Hell’s Half Acre (1954)
Hell’s Half Acre comes closer to being a standard police procedural, albeit one with several left-field twists. One of the film’s chief oddities is being set in sunstruck Hawaii, a place not only tropical but topical in ’50s culture prior to its US statehood. The black and white photography means we can’t appreciate the “tourist” aspect of lovely beaches and colorful shirts, as on Hawaii Five-O, but then the title refers to a self-sufficient slum neighborhood of Honolulu where tourists wouldn’t go. Again, Fisher’s script insists on taking several curious turns with odd characters.
Wendell Corey plays the scarfaced nightclub owner whose slinky girlfriend (Nancy Gates) opens the movie by shooting a blackmailer point blank in the forehead. While the investigation is conducted with canny calm by police inspector Keye Luke (no longer Charlie Chan’s hapless Number One Son), a woman (Evelyn Keyes) arrives from the mainland because she’s convinced Corey is her long-lost husband who supposedly died at Pearl Harbor.
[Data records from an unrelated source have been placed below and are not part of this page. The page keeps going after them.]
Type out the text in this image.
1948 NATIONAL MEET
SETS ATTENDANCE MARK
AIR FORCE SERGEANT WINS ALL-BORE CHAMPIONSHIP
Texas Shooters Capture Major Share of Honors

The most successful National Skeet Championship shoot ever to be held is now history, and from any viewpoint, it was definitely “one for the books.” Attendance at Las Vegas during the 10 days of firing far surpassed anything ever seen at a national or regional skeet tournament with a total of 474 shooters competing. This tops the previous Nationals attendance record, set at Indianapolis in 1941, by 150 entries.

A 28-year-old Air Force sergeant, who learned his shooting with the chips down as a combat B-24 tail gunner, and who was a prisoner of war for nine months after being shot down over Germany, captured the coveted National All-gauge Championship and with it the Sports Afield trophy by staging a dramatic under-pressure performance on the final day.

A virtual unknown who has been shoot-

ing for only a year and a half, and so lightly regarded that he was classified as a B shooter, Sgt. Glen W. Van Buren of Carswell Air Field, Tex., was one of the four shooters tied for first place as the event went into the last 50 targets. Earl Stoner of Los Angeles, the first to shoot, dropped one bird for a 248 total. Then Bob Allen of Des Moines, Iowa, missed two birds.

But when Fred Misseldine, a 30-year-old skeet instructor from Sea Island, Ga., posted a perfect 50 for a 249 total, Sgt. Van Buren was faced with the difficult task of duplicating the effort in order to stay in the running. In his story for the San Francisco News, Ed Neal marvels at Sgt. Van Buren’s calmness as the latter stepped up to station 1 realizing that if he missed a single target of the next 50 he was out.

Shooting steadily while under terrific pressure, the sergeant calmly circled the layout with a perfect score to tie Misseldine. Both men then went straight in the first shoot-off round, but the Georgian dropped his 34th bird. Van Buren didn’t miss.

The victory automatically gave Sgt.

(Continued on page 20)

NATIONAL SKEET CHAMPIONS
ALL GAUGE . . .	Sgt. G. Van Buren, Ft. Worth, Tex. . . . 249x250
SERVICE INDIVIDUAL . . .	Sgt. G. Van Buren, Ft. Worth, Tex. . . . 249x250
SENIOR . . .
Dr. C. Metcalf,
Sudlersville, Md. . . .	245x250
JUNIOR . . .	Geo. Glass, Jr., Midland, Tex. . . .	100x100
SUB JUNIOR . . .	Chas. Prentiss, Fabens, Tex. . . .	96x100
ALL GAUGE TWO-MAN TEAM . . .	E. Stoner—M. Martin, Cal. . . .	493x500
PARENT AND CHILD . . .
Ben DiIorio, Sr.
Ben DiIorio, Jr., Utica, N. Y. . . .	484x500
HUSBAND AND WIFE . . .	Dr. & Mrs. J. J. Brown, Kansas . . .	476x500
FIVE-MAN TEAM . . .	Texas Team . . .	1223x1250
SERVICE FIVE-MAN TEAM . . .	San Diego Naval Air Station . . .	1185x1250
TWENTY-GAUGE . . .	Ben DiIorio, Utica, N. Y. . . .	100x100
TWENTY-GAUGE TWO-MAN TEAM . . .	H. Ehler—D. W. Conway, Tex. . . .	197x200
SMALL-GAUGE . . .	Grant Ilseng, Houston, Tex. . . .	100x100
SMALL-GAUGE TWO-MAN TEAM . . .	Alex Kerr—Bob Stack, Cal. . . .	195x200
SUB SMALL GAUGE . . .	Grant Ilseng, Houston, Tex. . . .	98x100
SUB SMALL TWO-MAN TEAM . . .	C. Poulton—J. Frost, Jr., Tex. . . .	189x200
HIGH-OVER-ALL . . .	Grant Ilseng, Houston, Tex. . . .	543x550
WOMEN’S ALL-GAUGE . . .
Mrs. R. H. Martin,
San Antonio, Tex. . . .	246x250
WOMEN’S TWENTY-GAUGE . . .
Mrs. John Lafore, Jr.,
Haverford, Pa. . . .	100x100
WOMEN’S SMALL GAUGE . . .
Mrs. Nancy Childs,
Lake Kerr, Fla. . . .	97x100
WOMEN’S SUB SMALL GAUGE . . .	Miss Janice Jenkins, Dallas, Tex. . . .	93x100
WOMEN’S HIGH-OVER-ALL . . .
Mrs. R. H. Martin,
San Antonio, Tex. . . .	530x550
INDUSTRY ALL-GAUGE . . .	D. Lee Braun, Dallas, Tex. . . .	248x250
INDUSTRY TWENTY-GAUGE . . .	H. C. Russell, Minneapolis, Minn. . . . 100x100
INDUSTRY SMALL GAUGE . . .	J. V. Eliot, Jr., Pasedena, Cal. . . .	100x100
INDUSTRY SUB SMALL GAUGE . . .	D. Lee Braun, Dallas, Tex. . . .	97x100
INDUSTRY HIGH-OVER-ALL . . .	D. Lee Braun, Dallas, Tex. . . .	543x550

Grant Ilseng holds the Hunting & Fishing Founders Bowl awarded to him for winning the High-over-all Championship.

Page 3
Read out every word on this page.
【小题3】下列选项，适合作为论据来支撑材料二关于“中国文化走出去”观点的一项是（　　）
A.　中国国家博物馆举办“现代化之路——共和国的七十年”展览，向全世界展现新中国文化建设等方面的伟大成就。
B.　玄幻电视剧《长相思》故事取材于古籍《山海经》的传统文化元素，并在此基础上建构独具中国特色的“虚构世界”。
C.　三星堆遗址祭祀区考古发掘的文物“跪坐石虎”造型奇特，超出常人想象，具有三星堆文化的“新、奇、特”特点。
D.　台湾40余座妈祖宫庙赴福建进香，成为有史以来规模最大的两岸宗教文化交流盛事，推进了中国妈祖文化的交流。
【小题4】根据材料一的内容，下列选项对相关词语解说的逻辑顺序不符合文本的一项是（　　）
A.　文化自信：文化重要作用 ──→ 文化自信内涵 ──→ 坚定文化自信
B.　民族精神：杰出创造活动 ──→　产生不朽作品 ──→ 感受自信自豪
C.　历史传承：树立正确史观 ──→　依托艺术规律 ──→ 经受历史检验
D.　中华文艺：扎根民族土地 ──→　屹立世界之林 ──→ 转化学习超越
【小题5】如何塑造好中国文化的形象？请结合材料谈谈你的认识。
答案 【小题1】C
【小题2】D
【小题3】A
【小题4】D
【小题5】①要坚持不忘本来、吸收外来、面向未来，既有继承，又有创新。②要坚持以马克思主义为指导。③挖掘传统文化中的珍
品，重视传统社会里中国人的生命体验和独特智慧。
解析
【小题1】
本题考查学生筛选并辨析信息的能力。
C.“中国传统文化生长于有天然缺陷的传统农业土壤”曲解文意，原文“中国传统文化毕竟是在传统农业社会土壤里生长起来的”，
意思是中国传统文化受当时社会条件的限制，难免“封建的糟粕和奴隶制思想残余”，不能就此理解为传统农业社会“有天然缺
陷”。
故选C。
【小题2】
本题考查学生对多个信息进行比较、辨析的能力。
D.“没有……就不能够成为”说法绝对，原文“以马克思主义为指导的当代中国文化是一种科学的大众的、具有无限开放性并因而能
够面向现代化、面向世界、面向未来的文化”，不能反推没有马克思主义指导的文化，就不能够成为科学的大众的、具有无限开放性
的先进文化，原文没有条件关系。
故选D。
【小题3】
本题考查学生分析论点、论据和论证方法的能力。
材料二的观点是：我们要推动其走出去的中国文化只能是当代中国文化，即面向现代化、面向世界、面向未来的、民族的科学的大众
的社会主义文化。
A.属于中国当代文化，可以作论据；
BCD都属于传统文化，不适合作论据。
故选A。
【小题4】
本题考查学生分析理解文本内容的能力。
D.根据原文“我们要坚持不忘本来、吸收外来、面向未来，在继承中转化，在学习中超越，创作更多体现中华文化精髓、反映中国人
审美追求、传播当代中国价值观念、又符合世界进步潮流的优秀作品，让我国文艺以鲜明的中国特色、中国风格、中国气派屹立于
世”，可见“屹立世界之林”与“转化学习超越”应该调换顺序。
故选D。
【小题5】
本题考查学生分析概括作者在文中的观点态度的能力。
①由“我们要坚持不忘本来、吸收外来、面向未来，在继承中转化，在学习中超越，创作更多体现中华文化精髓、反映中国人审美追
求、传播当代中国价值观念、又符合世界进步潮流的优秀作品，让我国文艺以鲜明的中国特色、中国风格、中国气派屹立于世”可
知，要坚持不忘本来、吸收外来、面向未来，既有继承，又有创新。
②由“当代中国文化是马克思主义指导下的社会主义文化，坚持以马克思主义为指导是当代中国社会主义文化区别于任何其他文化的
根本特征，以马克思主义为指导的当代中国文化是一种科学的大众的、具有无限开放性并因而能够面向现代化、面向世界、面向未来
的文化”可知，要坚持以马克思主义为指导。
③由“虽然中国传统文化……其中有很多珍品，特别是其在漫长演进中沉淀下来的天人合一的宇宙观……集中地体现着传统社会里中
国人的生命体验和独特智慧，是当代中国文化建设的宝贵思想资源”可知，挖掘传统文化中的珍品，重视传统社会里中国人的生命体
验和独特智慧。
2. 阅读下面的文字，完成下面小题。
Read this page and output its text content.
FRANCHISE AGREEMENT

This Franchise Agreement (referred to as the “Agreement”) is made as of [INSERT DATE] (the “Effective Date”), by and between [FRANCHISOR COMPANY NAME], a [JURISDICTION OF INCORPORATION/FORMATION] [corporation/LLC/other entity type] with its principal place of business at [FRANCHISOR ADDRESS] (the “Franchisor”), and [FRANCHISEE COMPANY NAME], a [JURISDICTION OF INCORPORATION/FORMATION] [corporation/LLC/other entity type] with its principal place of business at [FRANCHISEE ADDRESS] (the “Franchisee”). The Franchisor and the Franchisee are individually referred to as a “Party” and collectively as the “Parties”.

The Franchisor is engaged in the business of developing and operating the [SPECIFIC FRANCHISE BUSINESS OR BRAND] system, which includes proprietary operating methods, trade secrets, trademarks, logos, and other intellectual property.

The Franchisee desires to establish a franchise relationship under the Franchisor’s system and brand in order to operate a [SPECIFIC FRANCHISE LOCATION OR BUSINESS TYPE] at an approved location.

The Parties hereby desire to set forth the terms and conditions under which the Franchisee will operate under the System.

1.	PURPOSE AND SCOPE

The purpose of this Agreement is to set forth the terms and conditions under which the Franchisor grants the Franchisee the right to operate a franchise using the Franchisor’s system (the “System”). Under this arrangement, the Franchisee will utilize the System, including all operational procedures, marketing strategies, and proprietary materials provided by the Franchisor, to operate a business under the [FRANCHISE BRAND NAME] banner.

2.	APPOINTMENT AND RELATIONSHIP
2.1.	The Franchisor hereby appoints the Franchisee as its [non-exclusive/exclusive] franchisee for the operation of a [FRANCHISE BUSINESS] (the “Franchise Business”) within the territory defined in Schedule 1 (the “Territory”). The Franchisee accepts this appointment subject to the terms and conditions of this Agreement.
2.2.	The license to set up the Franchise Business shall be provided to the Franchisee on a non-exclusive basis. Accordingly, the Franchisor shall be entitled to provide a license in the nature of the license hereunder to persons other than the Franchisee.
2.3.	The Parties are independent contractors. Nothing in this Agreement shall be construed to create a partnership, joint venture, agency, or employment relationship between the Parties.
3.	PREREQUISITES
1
Supporting characters are more eccentric. Leonard Strong plays a bilious little rodent called Ippy, who earns our disgust and sympathy simultaneously. Jesse White (best known as the lonely repairman in Maytag TV commercials) plays a sleazy drunk married to noir icon Marie Windsor, who has a hilarious drunk scene herself, and third-billed Elsa Lanchester (!) is a jolly cabbie who latches onto the heroine for unexplained reasons. Even with all the above, the film’s oddest characteristic is that it’s scored entirely with Hawaiian guitars.
There’s a genuine noir ending for some of these characters at least, while the ones who live make the best of it. The moral is that everyone has to pay for their past, or at least for somebody’s past.f
Both films are now available on DVD and Blu-ray from Olive Films, and they’re looking pretty darn good. However, there are no extras on these DVDs.